A note: I wrote this blog post after our book club met on Tuesday night, but I feel I would be remiss if I did not mention the blatant white supremacy on display by both the insurrectionists at the capitol on Wednesday and in the government’s response to their violence. It is both heartbreaking and not at all surprising. I’m still processing it all, but this month’s book club felt heart wrenchingly timely (though it is always timely) and I hope you will consider picking up this book.
Several months ago I started a book club with some of my friends in the hopes of supporting each other through our antiracist education and centering BIPOC voices in our reading. It has been a really positive way for me to work through antiracist resources and discuss them with people who are at varying stages of unlearning. I am so fortunate to have friends who work in education, childcare, and in libraries, and I learn a lot from them and often find new articles, podcasts, blogs, etc. to follow through them.
This month, we read Me and White Supremacy by Layla F. Saad. This book is helpfully crafted as a 28-day course where each day focuses on a different aspect of my interaction with white supremacy. At the end of each day, there are reflective journaling questions that pushed me to consider and take ownership of my participation in white supremacy. It is challenging, emotional work and I feel like I will need to reread the book and revisit my journaling many times in order to get the most benefit from this book.
I am not going to discuss my entire experience with this book today, but I am going to share which day made me feel the most uncomfortable and why. I was surprised when I read Day 15, “You and White Apathy.” When I originally began this chapter, I felt that it would likely not apply to me. After all, I am not apathetic, I am passionate about equality. But, in reading more, I learned that I truly am apathetic. Saad writes, “white apathy is like a warm blanket that says, ‘this is too hard. Let’s go back to sleep.’” That sentence really hit home for me.

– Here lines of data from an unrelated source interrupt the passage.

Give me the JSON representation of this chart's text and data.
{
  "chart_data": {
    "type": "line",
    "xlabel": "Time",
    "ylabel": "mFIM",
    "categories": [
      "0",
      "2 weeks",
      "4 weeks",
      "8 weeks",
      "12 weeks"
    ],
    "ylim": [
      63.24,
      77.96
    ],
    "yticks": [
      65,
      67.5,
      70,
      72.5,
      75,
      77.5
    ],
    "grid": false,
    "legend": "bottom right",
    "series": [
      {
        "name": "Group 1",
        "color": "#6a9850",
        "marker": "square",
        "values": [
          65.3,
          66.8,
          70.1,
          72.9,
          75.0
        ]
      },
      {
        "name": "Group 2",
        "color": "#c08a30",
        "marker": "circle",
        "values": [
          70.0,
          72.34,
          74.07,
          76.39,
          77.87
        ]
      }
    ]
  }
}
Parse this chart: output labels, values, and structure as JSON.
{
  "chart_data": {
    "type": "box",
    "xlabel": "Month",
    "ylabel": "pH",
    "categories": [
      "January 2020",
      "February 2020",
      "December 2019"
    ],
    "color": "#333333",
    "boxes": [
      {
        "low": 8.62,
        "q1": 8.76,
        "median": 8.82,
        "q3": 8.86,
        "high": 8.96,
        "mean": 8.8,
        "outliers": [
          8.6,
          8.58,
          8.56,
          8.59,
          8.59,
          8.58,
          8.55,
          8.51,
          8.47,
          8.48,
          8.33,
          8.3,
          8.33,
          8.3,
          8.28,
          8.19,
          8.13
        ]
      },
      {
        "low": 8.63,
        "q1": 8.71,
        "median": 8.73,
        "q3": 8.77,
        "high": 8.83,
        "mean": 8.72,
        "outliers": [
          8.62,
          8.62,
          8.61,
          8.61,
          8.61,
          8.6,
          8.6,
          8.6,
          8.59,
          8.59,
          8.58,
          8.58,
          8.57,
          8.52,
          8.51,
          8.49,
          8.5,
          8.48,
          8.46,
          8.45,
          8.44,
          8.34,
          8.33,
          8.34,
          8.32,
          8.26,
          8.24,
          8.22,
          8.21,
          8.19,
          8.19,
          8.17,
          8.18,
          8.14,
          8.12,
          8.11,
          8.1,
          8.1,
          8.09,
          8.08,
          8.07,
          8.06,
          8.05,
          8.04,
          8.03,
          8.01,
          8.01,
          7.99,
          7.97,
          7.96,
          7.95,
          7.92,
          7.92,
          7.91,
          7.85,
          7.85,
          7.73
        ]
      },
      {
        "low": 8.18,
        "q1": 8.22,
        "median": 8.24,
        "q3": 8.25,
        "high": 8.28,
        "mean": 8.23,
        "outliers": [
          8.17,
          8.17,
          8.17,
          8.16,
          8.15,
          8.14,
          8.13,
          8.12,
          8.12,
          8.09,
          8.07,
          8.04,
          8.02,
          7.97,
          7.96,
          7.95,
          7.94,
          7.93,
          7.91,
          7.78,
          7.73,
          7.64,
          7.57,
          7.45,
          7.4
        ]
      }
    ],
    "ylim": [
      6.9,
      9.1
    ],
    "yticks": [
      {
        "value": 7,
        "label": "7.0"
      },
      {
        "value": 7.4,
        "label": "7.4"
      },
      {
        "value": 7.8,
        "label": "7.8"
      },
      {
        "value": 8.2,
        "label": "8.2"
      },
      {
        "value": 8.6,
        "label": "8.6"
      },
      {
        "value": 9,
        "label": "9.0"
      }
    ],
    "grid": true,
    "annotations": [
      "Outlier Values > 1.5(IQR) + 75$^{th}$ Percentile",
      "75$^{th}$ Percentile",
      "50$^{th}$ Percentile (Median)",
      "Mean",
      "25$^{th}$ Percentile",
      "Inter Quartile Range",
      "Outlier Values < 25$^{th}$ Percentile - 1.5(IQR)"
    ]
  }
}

So many times this year, and for most of my life, I have avoided engaging in critical conversations about race and racism because it felt too overwhelming or I was worried that I would say the wrong thing. I’ve chosen to stay comfortable in my white privilege because it was easier. Likewise, Saad says that white apathy shows up when you use your mental health issues to opt out of doing the work, ignoring the fact that there are BIPOC with mental health issues who cannot opt out of being on the receiving end of racism. I struggle with severe depression and have used that as an excuse to disengage from the news and avoid conflict and hard conversations. Again, this is a privilege that I am choosing over doing the important work of dismantling white supremacy. That said knowing your own limits and ensuring your safety with mental health is important! I cannot say that enough. But I can accept now that I have used my mental health issues as an excuse too often.
These are really uncomfortable truths. Even as I write this blog, I wonder if I will actually post it for fear of making a mistake or looking bad. I know that there is so much work to be done, but digging deep with this book and acknowledging how I am participating in white supremacy has provided a strong foundation for my future work. I hope everyone will consider picking up this book and really sitting in the discomfort and doing the work. And do note that if you want to use the book in a group setting, Saad specifically asks that you use The Circle Way to structure your group.
If you are curious, our previous reads have been:
December: Giovanni’s Room by James Baldwin
October/November: How to Be an Antiracist by Ibram X. Kendi
September: The End of Policing by Alex S. Vitale (Written by a white man, but we were looking for a history of policing and information about what defunding the police would look like. If you know a great resource for this by a BIPOC author, I’d love to pick it up.)
Next month we’re reading An Indigenous People’s History of the United States by Roxanne Dunbar-Ortiz. Pick it up and read along with us!
On a final note, I wonder if anyone has suggestions for buying Kindle books from independent booksellers? I really try not to buy from Amazon, but sometimes I need to download a Kindle book quickly. I’d so appreciate any stores you can refer me to!